Dr. Ron Cridland advised us not to wait for symptoms to occur before we do anything about it. A heart attack or sudden death often occurs without symptoms, and then it may be too late. Prevention is best, but he says if you do develop heart disease, don't just treat it - reverse it.
By changing to a healthier diet, getting physically active and quitting smoking, we could reduce cases of type 2 diabetes by 90 per cent, coronary heart disease by 80 per cent and cancers globally by one third.
Helping people prevent and reduce these common factors is why the ActNow BC program was created and why government continues to support the BC Healthy Living Alliance. Programs like the BC School Fruit and Vegetable Nutritional Program, the expansion of smoke-free measures, and improving access to affordable fresh produce in all B.C. communities are also helping.
Recognizing that everyone is different and requires a unique plan to help eat better, exercise more and avoid unhealthy activities, I would like to share what works for me.
You've probably seen cigarette packages with shocking pictures. These are intended to remind us of the potential damage we are doing to our bodies and health by choosing to smoke.
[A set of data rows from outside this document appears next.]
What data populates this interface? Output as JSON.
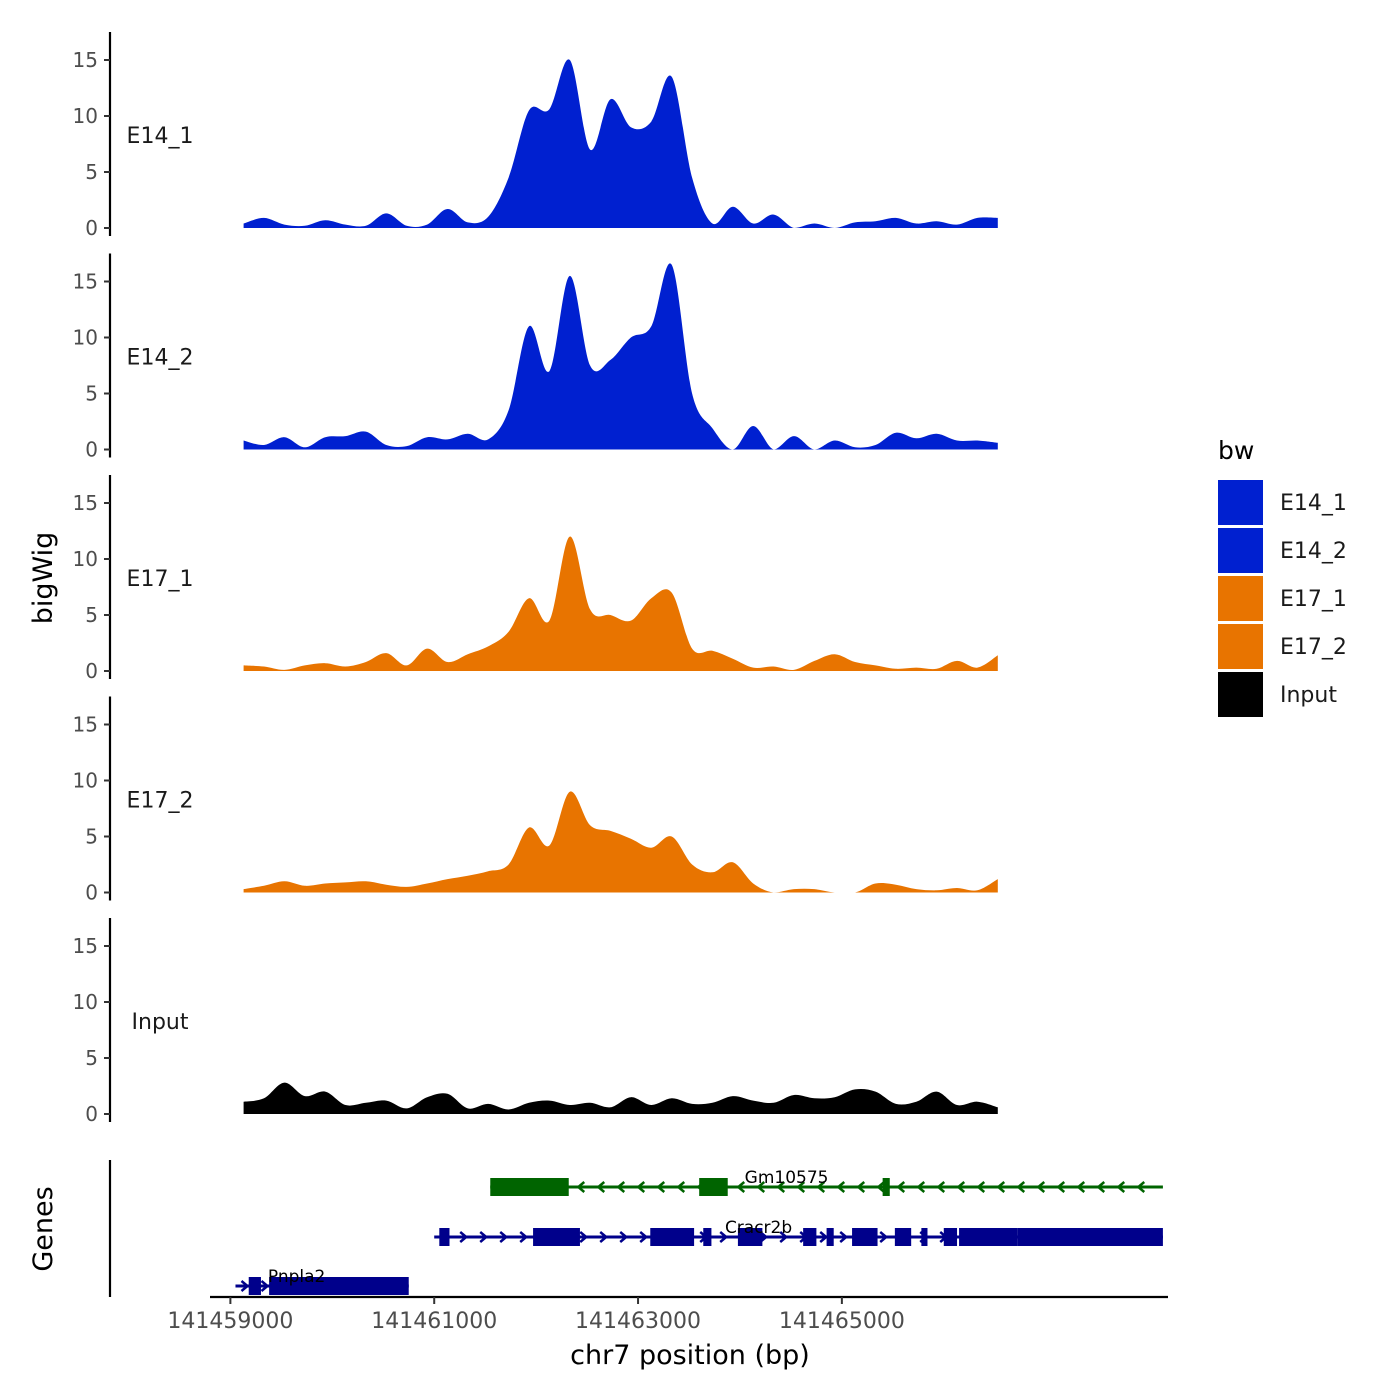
{
  "chart_data": {
    "type": "area",
    "title": "",
    "xlabel": "chr7 position (bp)",
    "ylabel": "bigWig",
    "genes_label": "Genes",
    "xlim": [
      141458800,
      141468200
    ],
    "ylim": [
      0,
      17.5
    ],
    "x_ticks": [
      141459000,
      141461000,
      141463000,
      141465000
    ],
    "x_tick_labels": [
      "141459000",
      "141461000",
      "141463000",
      "141465000"
    ],
    "y_ticks": [
      0,
      5,
      10,
      15
    ],
    "y_tick_labels": [
      "0",
      "5",
      "10",
      "15"
    ],
    "legend": {
      "title": "bw",
      "position": "right",
      "entries": [
        {
          "label": "E14_1",
          "color": "#0020d0"
        },
        {
          "label": "E14_2",
          "color": "#0020d0"
        },
        {
          "label": "E17_1",
          "color": "#e87400"
        },
        {
          "label": "E17_2",
          "color": "#e87400"
        },
        {
          "label": "Input",
          "color": "#000000"
        }
      ]
    },
    "x": [
      141459130,
      141459330,
      141459530,
      141459730,
      141459930,
      141460130,
      141460330,
      141460530,
      141460730,
      141460930,
      141461130,
      141461330,
      141461530,
      141461730,
      141461930,
      141462130,
      141462330,
      141462530,
      141462730,
      141462930,
      141463130,
      141463330,
      141463530,
      141463730,
      141463930,
      141464130,
      141464330,
      141464530,
      141464730,
      141464930,
      141465130,
      141465330,
      141465530,
      141465730,
      141465930,
      141466130,
      141466330,
      141466530
    ],
    "series": [
      {
        "name": "E14_1",
        "color": "#0020d0",
        "values": [
          0.4,
          0.9,
          0.3,
          0.2,
          0.7,
          0.3,
          0.2,
          1.3,
          0.2,
          0.3,
          1.7,
          0.5,
          1.0,
          4.5,
          10.5,
          10.6,
          15.0,
          7.0,
          11.5,
          9.0,
          9.5,
          13.5,
          4.5,
          0.4,
          1.9,
          0.4,
          1.2,
          0,
          0.4,
          0,
          0.5,
          0.6,
          0.9,
          0.4,
          0.6,
          0.3,
          0.9,
          0.9
        ]
      },
      {
        "name": "E14_2",
        "color": "#0020d0",
        "values": [
          0.8,
          0.4,
          1.1,
          0.2,
          1.1,
          1.2,
          1.6,
          0.4,
          0.3,
          1.1,
          0.9,
          1.4,
          0.9,
          3.5,
          11.0,
          7.0,
          15.5,
          7.5,
          8.0,
          10.0,
          11.0,
          16.5,
          5.0,
          1.9,
          0,
          2.1,
          0,
          1.2,
          0,
          0.8,
          0.2,
          0.4,
          1.5,
          1.0,
          1.4,
          0.8,
          0.8,
          0.6
        ]
      },
      {
        "name": "E17_1",
        "color": "#e87400",
        "values": [
          0.5,
          0.4,
          0.1,
          0.5,
          0.7,
          0.4,
          0.8,
          1.6,
          0.5,
          2.0,
          0.8,
          1.5,
          2.2,
          3.5,
          6.5,
          4.5,
          12.0,
          5.5,
          5.0,
          4.5,
          6.5,
          7.0,
          2.0,
          1.8,
          1.1,
          0.3,
          0.4,
          0.1,
          0.9,
          1.5,
          0.8,
          0.5,
          0.2,
          0.3,
          0.2,
          0.9,
          0.3,
          1.4
        ]
      },
      {
        "name": "E17_2",
        "color": "#e87400",
        "values": [
          0.3,
          0.6,
          1.0,
          0.6,
          0.8,
          0.9,
          1.0,
          0.7,
          0.5,
          0.8,
          1.2,
          1.5,
          1.9,
          2.5,
          5.8,
          4.2,
          9.0,
          6.0,
          5.5,
          4.8,
          4.0,
          5.0,
          2.5,
          1.8,
          2.7,
          0.8,
          0,
          0.3,
          0.3,
          0,
          0,
          0.8,
          0.7,
          0.3,
          0.2,
          0.4,
          0.2,
          1.2
        ]
      },
      {
        "name": "Input",
        "color": "#000000",
        "values": [
          1.1,
          1.4,
          2.8,
          1.6,
          2.0,
          0.8,
          1.0,
          1.2,
          0.5,
          1.5,
          1.8,
          0.5,
          0.9,
          0.4,
          1.0,
          1.2,
          0.8,
          1.0,
          0.6,
          1.5,
          0.8,
          1.4,
          0.9,
          1.0,
          1.6,
          1.2,
          1.0,
          1.7,
          1.4,
          1.5,
          2.2,
          2.0,
          0.9,
          1.1,
          2.0,
          0.8,
          1.1,
          0.6
        ]
      }
    ],
    "genes": [
      {
        "name": "Gm10575",
        "color": "#006400",
        "strand": "-",
        "row": 1,
        "start": 141461550,
        "end": 141468150,
        "exons": [
          [
            141461550,
            141462320
          ],
          [
            141463600,
            141463880
          ],
          [
            141465400,
            141465470
          ]
        ]
      },
      {
        "name": "Cracr2b",
        "color": "#00008b",
        "strand": "+",
        "row": 2,
        "start": 141461000,
        "end": 141468150,
        "exons": [
          [
            141461050,
            141461150
          ],
          [
            141461970,
            141462430
          ],
          [
            141463120,
            141463550
          ],
          [
            141463640,
            141463720
          ],
          [
            141463980,
            141464220
          ],
          [
            141464620,
            141464750
          ],
          [
            141464850,
            141464920
          ],
          [
            141465100,
            141465350
          ],
          [
            141465520,
            141465680
          ],
          [
            141465780,
            141465840
          ],
          [
            141466000,
            141466130
          ],
          [
            141466150,
            141466720
          ],
          [
            141466720,
            141468150
          ]
        ]
      },
      {
        "name": "Pnpla2",
        "color": "#00008b",
        "strand": "+",
        "row": 3,
        "start": 141459050,
        "end": 141460750,
        "exons": [
          [
            141459180,
            141459300
          ],
          [
            141459380,
            141460750
          ]
        ]
      }
    ]
  }
}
Borrowing a page from the smoking campaign, I went online and downloaded a picture of an almost fully clogged artery and made it the wallpaper on my smart phone's home page. Every time I use my phone, I am reminded of the potential cumulative impact of individual decisions to eat poorly.
I can tell you, it has worked wonders.
I've replaced breakfast sandwiches with oatmeal and fruit. Instead of a burger and fries for lunch, I choose a turkey sandwich and salad, and that extra brownie no longer sees the inside of my stomach. I am lighter, stronger and healthier.
Prevention is working for me - I encourage you to share with others what works for you.
The overarching theme presented by most of our experts is that our health is mostly in our hands. It's never too early or too late to start - so start now.
My fourth panel on health topics, entitled Whole Person Approach to Prevention & Treatment of Chronic Illness will take place Feb. 16, from 1 to 3 p.m. in Rutland, at the Pearson Road Elementary School. I hope to see you there.
The fifth session, in March, will focus on the end of life. Speakers will talk about the different stages of dying, share stories on how different families and individuals prepare and experience death, and what we can do, as families, to prepare for this stage.
The sixth session, in April, will look at the future of health care. I've invited some health economists and industry experts to share their thoughts on where health care is going and how we can best accommodate the needs of our growing and aging population.
Norm Letnick is the MLA for Kelowna-Lake Country and a PhD candidate with UBC in health economics. He is also B.C.'s minister of agriculture.